Given the relative rarity of Elixir experience, I mainly hire based on evidence of creativity/tenacity/persistence rather than specific Elixir background, so to me, even a toy project built in Elixir would be a pretty positive sign. If it were critical to me to see someone going “above and beyond” I guess I’d be interested in a project that demonstrates creative solutions to the challenges of immutability, concurrency, etc. But in general, defensible designs that use Elixir idioms nicely are a pretty good start.

Also, if I were trying to hire for a “senior” Elixir role, I’d probably actually mean “senior developer,” not “Experienced Elixir developer.” Someone who’s been in the game for 5-8 years, has built production systems in at least 1-2 languages.

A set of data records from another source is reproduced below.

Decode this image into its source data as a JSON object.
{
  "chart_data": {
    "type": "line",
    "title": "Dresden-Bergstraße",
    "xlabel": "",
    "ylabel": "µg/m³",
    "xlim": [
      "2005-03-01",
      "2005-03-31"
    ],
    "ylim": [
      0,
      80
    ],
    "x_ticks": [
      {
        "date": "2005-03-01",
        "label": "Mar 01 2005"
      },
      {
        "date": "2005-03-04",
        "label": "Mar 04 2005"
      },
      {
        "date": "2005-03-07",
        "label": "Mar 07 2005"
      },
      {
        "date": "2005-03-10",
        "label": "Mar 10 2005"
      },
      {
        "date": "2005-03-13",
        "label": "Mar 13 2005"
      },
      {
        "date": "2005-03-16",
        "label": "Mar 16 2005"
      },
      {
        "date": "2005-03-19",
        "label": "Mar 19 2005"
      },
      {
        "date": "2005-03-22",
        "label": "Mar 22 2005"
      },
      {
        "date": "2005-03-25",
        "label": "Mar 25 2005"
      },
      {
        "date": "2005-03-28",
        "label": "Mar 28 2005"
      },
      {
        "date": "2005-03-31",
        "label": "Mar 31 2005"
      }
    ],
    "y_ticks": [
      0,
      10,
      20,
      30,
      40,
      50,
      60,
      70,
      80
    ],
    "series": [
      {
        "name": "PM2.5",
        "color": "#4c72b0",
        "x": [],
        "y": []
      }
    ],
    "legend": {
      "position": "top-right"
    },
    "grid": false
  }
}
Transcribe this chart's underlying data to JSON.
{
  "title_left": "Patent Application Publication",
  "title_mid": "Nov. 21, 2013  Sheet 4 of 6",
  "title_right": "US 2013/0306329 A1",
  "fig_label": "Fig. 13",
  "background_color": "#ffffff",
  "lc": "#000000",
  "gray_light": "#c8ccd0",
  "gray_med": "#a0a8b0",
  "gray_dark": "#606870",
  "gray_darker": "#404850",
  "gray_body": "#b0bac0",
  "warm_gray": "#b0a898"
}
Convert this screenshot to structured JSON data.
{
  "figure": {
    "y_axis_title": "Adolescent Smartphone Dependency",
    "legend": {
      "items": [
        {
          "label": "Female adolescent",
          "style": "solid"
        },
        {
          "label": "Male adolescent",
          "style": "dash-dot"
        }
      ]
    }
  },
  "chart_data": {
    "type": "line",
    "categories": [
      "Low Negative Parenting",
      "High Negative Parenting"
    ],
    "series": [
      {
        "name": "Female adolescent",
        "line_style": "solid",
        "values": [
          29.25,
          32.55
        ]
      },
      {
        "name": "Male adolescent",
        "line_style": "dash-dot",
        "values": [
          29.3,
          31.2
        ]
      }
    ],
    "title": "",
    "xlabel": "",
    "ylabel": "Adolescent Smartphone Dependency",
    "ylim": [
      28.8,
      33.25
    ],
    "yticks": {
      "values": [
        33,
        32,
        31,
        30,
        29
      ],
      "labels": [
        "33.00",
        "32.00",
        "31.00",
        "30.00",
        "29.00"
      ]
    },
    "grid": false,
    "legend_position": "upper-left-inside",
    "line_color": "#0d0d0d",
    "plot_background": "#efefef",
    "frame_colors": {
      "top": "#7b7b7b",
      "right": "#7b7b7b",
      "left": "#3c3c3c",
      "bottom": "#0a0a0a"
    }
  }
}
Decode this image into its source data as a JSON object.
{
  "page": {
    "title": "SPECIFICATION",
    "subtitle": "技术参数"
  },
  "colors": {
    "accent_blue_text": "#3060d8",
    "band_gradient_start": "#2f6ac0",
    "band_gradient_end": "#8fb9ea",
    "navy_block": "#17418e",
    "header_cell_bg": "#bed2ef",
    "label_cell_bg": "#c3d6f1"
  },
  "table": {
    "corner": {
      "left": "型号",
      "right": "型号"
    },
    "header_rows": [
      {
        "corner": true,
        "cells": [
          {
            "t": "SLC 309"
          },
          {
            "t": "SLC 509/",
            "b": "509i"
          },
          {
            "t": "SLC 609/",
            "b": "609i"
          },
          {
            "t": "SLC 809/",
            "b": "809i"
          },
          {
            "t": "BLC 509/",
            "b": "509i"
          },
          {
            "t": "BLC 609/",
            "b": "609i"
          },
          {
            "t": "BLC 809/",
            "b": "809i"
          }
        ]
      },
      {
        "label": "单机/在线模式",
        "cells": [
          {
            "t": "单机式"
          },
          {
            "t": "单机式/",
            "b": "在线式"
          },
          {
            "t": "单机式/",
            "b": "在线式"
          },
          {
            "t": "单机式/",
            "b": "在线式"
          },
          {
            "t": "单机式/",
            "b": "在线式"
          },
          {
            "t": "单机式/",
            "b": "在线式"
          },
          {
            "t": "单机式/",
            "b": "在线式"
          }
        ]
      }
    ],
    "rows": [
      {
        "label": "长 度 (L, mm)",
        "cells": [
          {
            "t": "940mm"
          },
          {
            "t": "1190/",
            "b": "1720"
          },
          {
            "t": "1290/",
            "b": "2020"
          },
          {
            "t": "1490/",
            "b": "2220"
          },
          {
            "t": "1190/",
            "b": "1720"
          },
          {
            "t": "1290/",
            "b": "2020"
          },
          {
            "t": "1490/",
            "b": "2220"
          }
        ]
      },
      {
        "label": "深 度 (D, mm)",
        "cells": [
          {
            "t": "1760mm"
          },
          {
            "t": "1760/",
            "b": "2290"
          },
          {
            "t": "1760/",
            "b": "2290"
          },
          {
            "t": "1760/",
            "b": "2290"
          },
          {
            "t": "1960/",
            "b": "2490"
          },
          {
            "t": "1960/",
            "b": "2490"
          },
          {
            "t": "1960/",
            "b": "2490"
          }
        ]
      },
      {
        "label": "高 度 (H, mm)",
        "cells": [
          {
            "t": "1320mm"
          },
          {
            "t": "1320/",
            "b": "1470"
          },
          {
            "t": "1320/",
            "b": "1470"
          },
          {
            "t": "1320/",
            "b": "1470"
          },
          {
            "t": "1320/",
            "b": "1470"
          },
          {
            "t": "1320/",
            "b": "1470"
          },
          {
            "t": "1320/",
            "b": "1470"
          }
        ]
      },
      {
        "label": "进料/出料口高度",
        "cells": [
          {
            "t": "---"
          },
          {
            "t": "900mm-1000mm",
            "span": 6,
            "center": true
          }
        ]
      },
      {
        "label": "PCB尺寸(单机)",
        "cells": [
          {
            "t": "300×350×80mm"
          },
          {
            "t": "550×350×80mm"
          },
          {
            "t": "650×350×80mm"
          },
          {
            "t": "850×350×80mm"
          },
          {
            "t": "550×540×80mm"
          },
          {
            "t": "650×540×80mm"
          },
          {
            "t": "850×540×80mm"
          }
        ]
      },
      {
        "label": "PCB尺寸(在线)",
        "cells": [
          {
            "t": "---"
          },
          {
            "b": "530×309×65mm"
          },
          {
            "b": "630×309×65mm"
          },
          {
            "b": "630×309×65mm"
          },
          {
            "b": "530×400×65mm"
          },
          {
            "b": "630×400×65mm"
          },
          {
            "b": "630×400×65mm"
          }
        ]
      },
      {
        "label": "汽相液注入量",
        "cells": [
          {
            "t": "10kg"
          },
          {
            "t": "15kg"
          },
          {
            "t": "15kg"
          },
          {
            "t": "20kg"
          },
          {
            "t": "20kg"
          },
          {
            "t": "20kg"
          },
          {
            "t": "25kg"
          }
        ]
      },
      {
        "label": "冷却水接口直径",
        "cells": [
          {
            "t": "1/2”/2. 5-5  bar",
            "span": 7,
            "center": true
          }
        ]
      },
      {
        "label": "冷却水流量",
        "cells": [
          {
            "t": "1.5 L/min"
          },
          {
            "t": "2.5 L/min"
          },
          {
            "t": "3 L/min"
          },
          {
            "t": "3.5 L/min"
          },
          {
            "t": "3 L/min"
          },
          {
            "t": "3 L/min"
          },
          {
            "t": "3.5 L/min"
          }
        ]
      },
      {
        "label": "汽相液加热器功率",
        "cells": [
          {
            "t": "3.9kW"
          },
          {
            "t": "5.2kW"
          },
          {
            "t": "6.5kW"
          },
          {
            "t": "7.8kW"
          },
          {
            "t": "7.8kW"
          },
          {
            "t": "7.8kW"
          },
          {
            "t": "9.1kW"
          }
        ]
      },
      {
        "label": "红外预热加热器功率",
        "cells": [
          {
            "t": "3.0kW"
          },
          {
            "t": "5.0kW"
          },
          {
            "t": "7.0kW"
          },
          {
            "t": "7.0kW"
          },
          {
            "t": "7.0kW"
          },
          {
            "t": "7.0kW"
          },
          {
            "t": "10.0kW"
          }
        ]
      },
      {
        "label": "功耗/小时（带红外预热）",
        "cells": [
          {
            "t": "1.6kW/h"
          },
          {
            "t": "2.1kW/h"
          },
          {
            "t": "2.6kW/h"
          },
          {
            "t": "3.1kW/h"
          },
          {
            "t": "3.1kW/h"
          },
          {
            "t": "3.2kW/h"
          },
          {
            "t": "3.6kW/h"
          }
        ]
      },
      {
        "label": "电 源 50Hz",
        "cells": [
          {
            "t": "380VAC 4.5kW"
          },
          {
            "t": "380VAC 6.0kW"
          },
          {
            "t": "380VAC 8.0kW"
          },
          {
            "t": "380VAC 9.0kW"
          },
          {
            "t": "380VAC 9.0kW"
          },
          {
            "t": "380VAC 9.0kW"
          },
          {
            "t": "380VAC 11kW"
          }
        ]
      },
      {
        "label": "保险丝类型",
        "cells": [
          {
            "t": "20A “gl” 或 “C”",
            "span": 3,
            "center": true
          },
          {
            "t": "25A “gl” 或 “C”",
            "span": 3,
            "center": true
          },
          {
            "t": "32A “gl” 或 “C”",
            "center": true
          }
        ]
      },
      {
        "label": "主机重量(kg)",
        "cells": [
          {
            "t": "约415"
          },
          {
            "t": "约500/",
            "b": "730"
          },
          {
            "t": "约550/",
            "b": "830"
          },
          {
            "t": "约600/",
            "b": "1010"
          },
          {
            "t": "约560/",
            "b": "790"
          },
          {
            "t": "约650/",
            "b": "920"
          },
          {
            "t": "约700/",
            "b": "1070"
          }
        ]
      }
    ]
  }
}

We’ve hired only one developer with production Elixir background (besides myself) from junior to ~6 years experience in other languages, all full-time, plus some 10+ years experienced Rails developers as consultants. If I choose curious people with a mindset that they’re not done learning, it tends to work out.

I would recommend not sweating “N years Elixir experience” that much if you see it in a job description. Sometimes that’s a formal HR organization pushing that sort of language, but it can be “this is my ideal candidate” rather than “this is the minimum we’ll actually interview.” Many companies will talk to you if you’ve got N years experience in anything. In my current company’s case, and in at least a couple of other places, we’ve just decided to rethink the position when we saw a sharp person ignore the listed “requirements.” I think it’s nonsense that companies write job descriptions that imply more experience required than they’d actually accept, but would definitely advise not sweating those details when applying, especially if the role sounds interesting otherwise.


This has been my own experience when i was job searching also. Since there’s not a lot of Elixir devs to go around really they’re looking for people who just make good software and are quick to learn.

I also ran a software agency myself and the word “Senior” gets put in the CV, but real world usage gets abused. It’s common to see juniors refer to themselves as seniors and seniors who think they’re mid at best. The latter can happen for many reasons.

Point is apply and let them decide if they want you. Keep building, yes. But don’t stop applying.